The evidence is quite clear that the Respondent made a commitment to give more notice, but there is disagreement as to whether or not this commitment was conditional on continued economic viability.  The commitment was never reduced to writing, thus creating confusion as to the real nature of the commitment.  The Appellant claims that the Respondent made an unqualified promise of two years notice while the Respondent states that his commitment was specifically premised on economic viability. 

In the absence of a written commitment, the testimony of an objective third party can be very useful to assist a trier of fact in determining what was actually promised. 

The Appellant chose to call Mr. Hogan as a witness.  As noted earlier, Mr. Hogan is a rental officer who was present at the May 3, 2011 meeting to provide the parties with information about the Act and its requirements.  Mr. Hogan testified that the Respondent stated that he would provide two years notice provided that the Byways Park was financially viable with at least 15 homes in it.   

The evidence before the Commission is that there were 15 mobile homes in the Byways Park when the Respondent issued a notice to the tenants to the effect that it would be closed in six months and that the rental agreement would be terminated.  The Byways Park had recently lost 12 homes with apparently no opportunity to bring other homes in, due to its zoning and status as a non-conforming use.  A significant water bill increase had also occurred, which might be a result of a failing water system.  Current expenses thus were higher, due to the increased water bill, the possibility of expenditures to repair or replace the Byways Park's water system were ever present and the number of mobile homes could not be increased.  At a lot rent of $133.00 per month and only 15 mobile home lots rented, the gross revenue would be $1995.00 per month, for a yearly gross revenue of $23,940.00.  Out of this amount, the Respondent would have to pay property taxes, water and sewer rates, maintenance expenses, office and administrative expenses.   

The Commission therefore finds it reasonable that with only 15 mobile homes, and no opportunity to restore the original number of mobile homes, the Byways Park would no longer be financially viable. 

The Commission finds that while the Respondent did promise to give tenants two years notice before any closure of the Byways Park, that promise was explicitly premised on financial viability.  Following the promise, the number of homes declined while the water bill increased.  The evidence supports a finding that the Byways Park ceased to be viable by early 2012 and the Respondent may be released from his May 2011 oral promise and thus he was only bound to give the statutory six months' notice set out in the Act.  
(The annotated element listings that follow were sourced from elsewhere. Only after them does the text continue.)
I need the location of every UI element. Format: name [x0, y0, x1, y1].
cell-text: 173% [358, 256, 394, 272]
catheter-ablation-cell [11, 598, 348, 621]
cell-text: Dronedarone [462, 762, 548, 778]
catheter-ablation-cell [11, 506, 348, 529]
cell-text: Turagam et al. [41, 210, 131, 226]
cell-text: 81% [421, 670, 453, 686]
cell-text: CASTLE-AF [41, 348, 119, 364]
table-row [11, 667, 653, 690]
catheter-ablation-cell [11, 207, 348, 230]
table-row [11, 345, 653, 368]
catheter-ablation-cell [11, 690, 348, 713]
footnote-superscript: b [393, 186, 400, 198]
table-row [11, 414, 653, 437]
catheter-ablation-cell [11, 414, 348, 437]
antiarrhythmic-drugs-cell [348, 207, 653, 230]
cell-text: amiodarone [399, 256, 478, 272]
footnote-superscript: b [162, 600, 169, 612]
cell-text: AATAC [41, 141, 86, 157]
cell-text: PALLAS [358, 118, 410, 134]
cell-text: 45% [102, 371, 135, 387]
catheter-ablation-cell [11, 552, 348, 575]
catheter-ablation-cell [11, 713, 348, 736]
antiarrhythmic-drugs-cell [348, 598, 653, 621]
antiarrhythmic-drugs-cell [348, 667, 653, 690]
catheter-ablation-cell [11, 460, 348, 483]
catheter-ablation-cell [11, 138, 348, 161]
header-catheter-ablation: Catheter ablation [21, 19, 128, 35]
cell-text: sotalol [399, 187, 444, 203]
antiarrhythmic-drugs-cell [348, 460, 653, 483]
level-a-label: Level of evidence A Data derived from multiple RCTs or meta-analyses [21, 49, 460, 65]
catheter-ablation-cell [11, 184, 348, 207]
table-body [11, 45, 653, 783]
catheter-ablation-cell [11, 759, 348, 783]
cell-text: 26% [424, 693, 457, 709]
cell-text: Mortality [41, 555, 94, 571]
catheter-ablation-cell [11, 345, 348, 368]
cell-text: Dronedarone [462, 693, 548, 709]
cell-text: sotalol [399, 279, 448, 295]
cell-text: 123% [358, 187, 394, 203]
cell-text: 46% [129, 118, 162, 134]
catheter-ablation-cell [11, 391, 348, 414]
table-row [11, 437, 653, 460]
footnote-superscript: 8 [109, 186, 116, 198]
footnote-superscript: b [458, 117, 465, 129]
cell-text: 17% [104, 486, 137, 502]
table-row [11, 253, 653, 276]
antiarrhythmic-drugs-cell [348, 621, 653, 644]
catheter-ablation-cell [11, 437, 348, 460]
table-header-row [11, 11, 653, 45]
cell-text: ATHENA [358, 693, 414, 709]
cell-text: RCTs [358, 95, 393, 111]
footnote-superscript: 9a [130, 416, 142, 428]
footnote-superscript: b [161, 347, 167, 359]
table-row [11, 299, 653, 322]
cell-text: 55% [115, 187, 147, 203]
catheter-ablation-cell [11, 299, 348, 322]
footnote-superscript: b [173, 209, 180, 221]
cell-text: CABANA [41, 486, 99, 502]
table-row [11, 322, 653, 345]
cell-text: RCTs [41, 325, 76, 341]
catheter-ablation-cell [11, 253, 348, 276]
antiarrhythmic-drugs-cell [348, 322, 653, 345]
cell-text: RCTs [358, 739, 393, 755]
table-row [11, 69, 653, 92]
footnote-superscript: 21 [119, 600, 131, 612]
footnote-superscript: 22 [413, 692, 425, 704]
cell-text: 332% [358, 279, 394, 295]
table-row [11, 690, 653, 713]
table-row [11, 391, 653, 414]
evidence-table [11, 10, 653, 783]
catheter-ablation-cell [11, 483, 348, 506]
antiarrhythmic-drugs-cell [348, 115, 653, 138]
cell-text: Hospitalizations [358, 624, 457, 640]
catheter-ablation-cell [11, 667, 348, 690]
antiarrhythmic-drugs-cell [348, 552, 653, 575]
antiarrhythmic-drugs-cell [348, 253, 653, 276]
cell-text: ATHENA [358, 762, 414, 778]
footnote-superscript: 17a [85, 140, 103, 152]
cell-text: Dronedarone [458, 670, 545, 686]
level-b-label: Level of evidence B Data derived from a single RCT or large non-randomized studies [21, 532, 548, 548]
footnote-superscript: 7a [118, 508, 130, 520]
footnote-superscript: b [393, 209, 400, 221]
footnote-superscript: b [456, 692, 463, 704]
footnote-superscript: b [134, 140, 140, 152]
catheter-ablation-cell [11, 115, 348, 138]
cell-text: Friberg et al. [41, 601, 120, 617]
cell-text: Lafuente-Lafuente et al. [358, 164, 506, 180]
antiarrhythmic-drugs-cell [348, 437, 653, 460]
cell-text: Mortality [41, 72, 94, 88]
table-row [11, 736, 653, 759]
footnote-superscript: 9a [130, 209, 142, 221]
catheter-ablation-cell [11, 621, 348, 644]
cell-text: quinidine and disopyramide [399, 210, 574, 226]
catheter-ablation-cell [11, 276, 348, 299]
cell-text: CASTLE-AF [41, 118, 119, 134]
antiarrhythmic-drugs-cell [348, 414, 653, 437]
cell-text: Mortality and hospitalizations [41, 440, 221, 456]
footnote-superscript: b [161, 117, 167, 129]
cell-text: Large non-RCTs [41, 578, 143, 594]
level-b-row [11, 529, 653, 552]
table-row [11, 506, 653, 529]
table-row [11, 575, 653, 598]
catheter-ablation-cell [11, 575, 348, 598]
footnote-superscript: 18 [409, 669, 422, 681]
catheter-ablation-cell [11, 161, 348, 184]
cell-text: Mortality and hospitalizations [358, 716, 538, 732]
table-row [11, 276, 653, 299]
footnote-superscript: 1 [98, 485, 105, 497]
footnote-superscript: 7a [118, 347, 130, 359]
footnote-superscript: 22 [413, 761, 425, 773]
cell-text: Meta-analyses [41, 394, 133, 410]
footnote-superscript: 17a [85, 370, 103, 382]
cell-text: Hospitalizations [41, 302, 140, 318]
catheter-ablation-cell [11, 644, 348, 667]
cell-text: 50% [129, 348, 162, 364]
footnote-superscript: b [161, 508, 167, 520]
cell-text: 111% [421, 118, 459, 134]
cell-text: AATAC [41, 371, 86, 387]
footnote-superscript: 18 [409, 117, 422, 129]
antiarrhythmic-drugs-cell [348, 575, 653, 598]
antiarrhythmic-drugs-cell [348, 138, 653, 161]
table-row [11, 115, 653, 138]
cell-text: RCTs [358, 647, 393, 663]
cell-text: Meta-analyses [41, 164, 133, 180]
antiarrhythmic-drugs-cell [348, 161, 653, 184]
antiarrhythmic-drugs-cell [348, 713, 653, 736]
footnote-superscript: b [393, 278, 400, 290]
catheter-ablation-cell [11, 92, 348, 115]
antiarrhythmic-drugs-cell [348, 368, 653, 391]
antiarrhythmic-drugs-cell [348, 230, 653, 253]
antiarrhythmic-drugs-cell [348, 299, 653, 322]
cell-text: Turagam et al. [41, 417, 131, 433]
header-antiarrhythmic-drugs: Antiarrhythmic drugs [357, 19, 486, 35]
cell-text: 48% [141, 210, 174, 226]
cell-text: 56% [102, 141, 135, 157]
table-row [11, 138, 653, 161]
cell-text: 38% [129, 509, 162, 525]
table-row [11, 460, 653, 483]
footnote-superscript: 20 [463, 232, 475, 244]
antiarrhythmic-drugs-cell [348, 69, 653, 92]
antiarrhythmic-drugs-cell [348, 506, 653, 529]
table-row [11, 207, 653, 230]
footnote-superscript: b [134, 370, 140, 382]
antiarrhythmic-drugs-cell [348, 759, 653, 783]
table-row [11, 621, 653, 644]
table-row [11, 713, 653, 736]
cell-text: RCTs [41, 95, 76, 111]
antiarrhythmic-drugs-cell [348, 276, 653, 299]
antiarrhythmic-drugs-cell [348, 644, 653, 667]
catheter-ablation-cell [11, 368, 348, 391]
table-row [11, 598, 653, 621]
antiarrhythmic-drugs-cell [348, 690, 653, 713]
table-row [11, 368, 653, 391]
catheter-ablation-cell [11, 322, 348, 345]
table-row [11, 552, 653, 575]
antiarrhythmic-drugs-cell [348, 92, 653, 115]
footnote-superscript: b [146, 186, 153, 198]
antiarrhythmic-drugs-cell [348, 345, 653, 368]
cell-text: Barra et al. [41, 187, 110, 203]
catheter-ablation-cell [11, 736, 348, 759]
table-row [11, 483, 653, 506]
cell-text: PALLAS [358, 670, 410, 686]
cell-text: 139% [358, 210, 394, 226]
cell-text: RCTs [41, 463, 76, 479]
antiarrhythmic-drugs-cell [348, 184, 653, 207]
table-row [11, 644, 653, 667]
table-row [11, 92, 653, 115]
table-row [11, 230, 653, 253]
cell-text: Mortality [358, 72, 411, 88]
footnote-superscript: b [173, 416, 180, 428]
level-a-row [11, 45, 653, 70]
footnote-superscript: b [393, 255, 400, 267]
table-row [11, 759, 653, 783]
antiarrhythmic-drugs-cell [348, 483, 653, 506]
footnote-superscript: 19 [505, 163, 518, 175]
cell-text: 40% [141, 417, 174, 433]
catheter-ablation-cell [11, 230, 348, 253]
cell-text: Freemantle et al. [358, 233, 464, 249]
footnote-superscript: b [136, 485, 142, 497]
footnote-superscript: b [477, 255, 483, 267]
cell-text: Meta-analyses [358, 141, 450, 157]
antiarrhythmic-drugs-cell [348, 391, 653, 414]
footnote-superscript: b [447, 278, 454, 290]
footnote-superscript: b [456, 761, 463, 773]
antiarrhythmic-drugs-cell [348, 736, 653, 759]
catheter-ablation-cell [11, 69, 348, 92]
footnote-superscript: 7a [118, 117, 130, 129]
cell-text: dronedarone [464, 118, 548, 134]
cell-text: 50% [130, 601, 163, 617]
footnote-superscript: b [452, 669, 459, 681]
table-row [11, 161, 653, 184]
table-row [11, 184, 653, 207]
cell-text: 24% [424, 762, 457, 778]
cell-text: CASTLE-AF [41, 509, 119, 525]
For these reasons, the appeal is denied.

NOW THEREFORE, pursuant to the Island Regulatory and Appeals Commission Act and the Rental of Residential Property Act;

IT IS ORDERED THAT

1.  The appeal is denied.

2.  Director's Order LD12-220 is confirmed in its entirety.

DATED at Charlottetown, Prince Edward Island, the 30th day of October, 2012.

BY THE COMMISSION:

Allan Rankin, Vice-Chair

Leonard Gallant, Commissioner

Jean Tingley, Commissioner


NOTICE

Sections 26.(2), 26.(3), 26.(4) and 26.(5) of the Rental of Residential Property Act provide as follows:

26.(2) A lessor or lessee may, within fifteen days of the decision of the Commission, appeal to the court on a question of law only.

(3) The rules of court governing appeals apply to an appeal under subsection (2).

(4) Where the Commission has confirmed, reversed or varied an order of the Director and no appeal has been taken within the time specified in subsection (2), the lessor or lessee may file the order in the court.

(5) Where an order is filed pursuant to subsection (4), it may be enforced as if it were an order of the court.
 

NOTICE: IRAC File Retention

In accordance with the Commission's Records Retention and Disposition Schedule, the material contained in the official file regarding this matter will be retained by the Commission for a period of 2 years.